What specific problem made the book feel stuck, and what changed to fix it?
How did Shaylin adjust scene length and structure to regain tension?
Why did flashbacks start working better for her novel?
What does “picking at vulnerabilities” mean in her revision approach?
How does she use character-development questions without turning them into “profiles”?
What process choices helped her draft forward when she didn’t know what came next?
Review Questions
- What signs told Shaylin that her draft lacked plot causality, and how did the “domino effect” change her day-to-day writing experience?
- Which craft changes (scene compression, internal narrative, flashback purpose) most directly addressed the “flat” feeling she described earlier?

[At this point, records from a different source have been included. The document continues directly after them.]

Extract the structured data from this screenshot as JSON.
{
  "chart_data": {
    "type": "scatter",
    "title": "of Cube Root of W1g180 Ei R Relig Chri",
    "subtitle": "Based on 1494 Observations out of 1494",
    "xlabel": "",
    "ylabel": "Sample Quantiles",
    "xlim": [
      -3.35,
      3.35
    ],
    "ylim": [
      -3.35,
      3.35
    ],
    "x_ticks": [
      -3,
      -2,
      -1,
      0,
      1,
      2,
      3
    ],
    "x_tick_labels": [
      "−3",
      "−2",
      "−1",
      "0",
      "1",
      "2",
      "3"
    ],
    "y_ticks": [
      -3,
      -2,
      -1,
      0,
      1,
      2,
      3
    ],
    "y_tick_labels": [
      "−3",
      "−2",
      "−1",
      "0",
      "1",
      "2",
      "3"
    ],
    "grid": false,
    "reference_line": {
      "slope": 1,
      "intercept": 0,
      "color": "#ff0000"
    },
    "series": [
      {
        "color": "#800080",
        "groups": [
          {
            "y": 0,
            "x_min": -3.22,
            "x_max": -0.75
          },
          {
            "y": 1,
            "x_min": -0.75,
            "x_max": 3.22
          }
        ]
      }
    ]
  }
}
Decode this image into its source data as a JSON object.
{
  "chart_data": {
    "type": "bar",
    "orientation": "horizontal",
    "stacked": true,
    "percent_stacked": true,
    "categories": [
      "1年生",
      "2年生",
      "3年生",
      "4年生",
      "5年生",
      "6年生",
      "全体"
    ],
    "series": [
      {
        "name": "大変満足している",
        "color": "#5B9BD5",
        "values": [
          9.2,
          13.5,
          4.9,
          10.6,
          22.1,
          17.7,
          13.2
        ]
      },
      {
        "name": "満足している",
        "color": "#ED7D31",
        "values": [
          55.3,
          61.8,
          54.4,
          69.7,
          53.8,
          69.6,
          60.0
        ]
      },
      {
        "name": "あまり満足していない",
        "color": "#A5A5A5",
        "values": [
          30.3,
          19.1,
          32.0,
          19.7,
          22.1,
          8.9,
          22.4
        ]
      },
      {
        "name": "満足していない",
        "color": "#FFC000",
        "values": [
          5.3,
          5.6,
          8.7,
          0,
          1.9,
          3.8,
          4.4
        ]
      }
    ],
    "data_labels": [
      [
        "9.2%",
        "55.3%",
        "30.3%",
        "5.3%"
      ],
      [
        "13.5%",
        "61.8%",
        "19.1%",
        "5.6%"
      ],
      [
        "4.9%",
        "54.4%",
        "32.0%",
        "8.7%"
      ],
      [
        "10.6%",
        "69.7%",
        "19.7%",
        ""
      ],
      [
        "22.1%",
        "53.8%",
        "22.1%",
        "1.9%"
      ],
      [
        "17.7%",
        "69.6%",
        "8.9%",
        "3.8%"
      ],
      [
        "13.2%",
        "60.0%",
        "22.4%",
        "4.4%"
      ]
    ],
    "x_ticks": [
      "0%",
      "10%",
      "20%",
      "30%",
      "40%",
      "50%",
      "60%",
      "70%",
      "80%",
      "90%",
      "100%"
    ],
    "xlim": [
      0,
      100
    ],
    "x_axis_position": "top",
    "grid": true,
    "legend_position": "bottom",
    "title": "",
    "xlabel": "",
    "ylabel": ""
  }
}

- How does her character-question exercise differ from a traditional character profile, and how does limited first-person POV shape what she includes?
Key Points
- 1
A stalled draft can feel like disconnected scenes when no cause-and-effect chain connects character actions to later consequences.
- 2
Restoring momentum often starts with identifying one narrative thread that can trigger a domino effect across chapters.
- 3
Scene compression and stronger rhythm can revive tension, especially when dialogue-heavy exchanges start to feel drawn out.
- 4
Flashbacks work best when they function as emotional “unpacking,” linking past relationships to present dynamics rather than serving as mere background.
- 5
Targeting vulnerability—sadness, yearning, tenderness beneath a jaded exterior—can turn a character from emotionally flat to compelling.
- 6
When stuck, outline the immediate relationship changes and remaining threads in plain language, then draft forward from that map.
- 7
Use internal-monologue character questions to generate memories and motivations that fit limited POV, then selectively insert them into scenes.